Luberan lumpur Lapindo ke berbagai penjuru yang dihadang cuma dengan tanggul setinggi 12 meter itu tak hanya menggerogoti perekonomian provinsi berpenduduk 41,4 juta jiwa tersebut, tetapi juga menasional. Apalagi pemilik pabrik di Pandaan, Pasuruan, Probolinggo, hingga Banyuwangi ketika Jalan Raya Porong macet berjam-jam karena lumpur panas menggenangi jalan. Akibatnya, arus barang masuk dan keluar terhambat.

Pemodal asing pun sempat ingin hengkang ke negara lain, seperti Vietnam, jika jalan tol Porong-Pandaan tak segera terealisasi. Niat angkat kaki dari Jawa Timur, provinsi yang dianggap paling aman dan nyaman untuk berinvestasi, batal dengan beroperasinya jalan tol Porong- Pandaan sejak 2013. Tol ini menjadi jalur utama ke selatan Jawa Timur, sedangkan ke timur tetap melalui Jalan Raya Porong.

Semburan lumpur Lapindo menimbulkan kerugian setiap tahun sekitar Rp 260 triliun, atau sekitar Rp 500 miliar per hari, dari pendapatan perdagangan dan industri. Kerugian begitu besar karena sekitar 30 persen produk domestik regional bruto Jawa Timur sumbangsih dari perdagangan dan industri.

Hampir 60 persen sektor perdagangan dan industri berada di wilayah Pasuruan, Malang, dan Blitar, yang dalam ekspor mengandalkan Pelabuhan Tanjung Perak, Surabaya. Artinya, ruas jalan Porong menjadi poros utama menuju Surabaya. Menurut pakar statistik dari Institut Teknologi Sepuluh Nopember (ITS), Surabaya, Kresnayana Yahya, kerugian itu akibat stagnasi nilai barang dan sebagian biaya lain seperti kehilangan pekerjaan, transportasi, dan unsur psikis yang justru tak ternilai. Apalagi, secara riil lumpur tidak hanya mengubur tempat usaha, tetapi tanah berikut ribuan rumah dan bangunan ikut tenggelam.

Memang betul: meski lumpur Lapindo belum ada solusi, kata Daniel M Rosyid, pakar transportasi dari ITS, pertumbuhan ekonomi Jawa Timur relatif bagus. Kendati demikian, pertumbuhan baik, perencanaan kurang fokus, sehingga kesenjangan wilayah masih buruk.
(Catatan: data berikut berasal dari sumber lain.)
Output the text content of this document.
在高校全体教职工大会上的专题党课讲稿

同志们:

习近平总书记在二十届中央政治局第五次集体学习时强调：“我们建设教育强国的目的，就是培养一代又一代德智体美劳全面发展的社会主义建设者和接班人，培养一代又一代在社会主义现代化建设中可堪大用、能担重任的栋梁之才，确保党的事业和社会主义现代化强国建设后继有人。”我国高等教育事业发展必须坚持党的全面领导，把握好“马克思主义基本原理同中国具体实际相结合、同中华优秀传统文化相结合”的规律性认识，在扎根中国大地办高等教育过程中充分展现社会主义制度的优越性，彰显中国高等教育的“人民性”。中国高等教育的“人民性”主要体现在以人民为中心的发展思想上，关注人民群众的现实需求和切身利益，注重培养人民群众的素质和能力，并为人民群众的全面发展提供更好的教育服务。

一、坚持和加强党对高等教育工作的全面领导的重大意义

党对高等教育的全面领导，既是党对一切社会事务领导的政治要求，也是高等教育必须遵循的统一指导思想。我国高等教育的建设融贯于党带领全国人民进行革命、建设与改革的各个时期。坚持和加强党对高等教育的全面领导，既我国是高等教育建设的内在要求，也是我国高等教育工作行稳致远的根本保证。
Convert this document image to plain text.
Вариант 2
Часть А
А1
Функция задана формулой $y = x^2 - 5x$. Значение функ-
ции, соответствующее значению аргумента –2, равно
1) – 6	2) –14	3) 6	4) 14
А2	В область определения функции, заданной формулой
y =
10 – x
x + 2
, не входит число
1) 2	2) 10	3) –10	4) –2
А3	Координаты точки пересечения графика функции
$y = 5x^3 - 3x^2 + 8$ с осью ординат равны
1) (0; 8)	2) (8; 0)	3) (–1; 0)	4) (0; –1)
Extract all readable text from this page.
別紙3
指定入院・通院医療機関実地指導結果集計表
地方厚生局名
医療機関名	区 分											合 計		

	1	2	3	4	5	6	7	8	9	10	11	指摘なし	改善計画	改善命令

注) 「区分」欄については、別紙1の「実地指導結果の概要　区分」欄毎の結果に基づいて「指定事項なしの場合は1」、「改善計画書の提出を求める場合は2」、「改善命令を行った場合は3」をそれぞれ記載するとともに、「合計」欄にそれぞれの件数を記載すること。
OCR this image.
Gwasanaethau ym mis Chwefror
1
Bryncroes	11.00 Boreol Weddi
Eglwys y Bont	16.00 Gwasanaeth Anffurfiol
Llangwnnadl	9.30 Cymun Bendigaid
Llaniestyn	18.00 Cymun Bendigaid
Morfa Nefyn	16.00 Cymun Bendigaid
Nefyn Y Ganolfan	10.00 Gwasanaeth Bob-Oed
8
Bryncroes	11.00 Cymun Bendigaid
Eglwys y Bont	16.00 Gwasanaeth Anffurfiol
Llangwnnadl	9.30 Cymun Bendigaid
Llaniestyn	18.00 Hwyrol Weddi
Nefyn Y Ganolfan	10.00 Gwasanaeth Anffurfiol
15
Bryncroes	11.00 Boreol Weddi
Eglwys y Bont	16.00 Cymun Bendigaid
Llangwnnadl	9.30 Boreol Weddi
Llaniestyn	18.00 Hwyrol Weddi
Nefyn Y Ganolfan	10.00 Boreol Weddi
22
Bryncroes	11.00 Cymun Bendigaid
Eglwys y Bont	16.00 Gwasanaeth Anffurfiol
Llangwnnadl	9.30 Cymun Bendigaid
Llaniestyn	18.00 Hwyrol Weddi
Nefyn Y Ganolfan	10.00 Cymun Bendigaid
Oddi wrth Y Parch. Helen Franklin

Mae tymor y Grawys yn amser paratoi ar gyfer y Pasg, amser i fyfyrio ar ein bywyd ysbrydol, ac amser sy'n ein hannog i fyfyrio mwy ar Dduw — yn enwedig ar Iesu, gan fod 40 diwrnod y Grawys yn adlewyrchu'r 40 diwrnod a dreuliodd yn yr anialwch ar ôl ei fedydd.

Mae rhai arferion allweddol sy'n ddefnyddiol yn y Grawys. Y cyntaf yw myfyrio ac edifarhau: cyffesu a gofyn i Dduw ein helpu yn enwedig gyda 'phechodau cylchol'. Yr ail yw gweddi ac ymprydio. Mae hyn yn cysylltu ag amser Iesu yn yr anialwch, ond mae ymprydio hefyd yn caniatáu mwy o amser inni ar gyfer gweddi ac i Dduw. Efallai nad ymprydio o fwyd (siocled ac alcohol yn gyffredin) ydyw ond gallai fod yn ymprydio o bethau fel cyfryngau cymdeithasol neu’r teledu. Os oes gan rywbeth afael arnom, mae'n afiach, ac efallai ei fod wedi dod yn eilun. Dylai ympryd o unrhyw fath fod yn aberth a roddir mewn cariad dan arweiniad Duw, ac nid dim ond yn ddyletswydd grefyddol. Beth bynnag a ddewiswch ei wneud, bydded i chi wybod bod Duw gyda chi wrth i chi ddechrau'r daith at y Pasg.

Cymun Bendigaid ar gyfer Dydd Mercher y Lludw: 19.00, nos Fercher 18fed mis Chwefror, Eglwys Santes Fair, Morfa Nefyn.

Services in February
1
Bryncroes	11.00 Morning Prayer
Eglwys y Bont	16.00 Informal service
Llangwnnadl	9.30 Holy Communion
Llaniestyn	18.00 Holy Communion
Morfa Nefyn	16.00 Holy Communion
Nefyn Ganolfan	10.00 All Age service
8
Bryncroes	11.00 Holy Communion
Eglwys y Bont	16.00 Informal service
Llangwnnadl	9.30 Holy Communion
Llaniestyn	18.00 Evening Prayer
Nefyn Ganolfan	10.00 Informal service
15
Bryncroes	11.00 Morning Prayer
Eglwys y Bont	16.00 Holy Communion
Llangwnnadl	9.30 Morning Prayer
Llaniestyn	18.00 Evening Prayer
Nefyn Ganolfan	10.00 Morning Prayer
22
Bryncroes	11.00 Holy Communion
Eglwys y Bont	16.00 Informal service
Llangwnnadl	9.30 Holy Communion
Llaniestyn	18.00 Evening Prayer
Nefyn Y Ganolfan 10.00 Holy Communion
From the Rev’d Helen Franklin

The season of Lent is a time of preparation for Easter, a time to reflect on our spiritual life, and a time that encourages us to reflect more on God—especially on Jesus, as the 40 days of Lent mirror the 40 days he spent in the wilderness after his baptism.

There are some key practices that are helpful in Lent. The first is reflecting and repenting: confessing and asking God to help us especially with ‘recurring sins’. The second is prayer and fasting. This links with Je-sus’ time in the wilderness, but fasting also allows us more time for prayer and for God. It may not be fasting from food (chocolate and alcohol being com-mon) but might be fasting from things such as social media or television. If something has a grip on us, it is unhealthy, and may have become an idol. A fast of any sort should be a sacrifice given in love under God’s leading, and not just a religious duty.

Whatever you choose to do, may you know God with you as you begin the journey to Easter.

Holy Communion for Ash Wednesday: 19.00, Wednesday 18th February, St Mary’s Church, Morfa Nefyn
Pembangunan masih eksklusif, bahkan meninggalkan kawasan tertentu, termasuk pesisir dan pulau kecil seperti Bawean di Gresik dan Sumenep di Pulau Madura.

Pemerintah Provinsi Jawa Timur belum mampu membenahi transportasi umum antarkota dan antardesa sehingga masyarakat cenderung memakai kendaraan pribadi. Jalan makin sesak. Bahkan, terkait pendidikan, kata Daniel, warga muda Jawa Timur tidak memiliki bekal dengan kompetensi memadai untuk menghadapi Masyarakat Ekonomi ASEAN yang tinggal sekejap mata.

Pendidikan nirformal pun kurang dikembangkan untuk menyediakan tenaga terampil besertifikat sehingga inovasi minim. ”Pengambilan keputusan dan kebijakan kurang memanfaatkan peran Badan Penelitian dan Pengembangan Jawa Timur. Lembaga ini masih dianggap sebelah mata. Akibatnya, daya saing Jawa Timur melalui inovasi tidak bertambah dibandingkan dengan provinsi pesaing seperti Kalimantan Timur, Jawa Tengah, dan Sulawesi Selatan, padahal sumber daya manusia sangat luar biasa, baik kuantitatif maupun kualitatif,” kata Daniel.

Bergerak cepat

Dalam situasi serba tak jelas kapan lumpur berhenti menyembur, Bupati Banyuwangi Abdullah Azwar Anas justru terpacu mencari alternatif agar kabupaten itu tidak kian dilupakan. ”Kerja cepat, terutama untuk operasional bandara karena kehadiran bandara mampu mempercepat pergerakan ekonomi, terutama investasi dan pariwisata, butuh mobilitas yang cepat,” kata Anas.

Gerak cepat dilakukan karena dengan pesawat udara, waktu tempuh Surabaya-Banyuwangi cukup 45 menit. ”Dulu mau ke Banyuwangi berpikir lama di jalan, naik kereta api atau mobil. Bagaimana mau ajak pemilik modal ke Banyuwangi? Persoalan makin berat ketika lumpur Lapindo,” kata Anas.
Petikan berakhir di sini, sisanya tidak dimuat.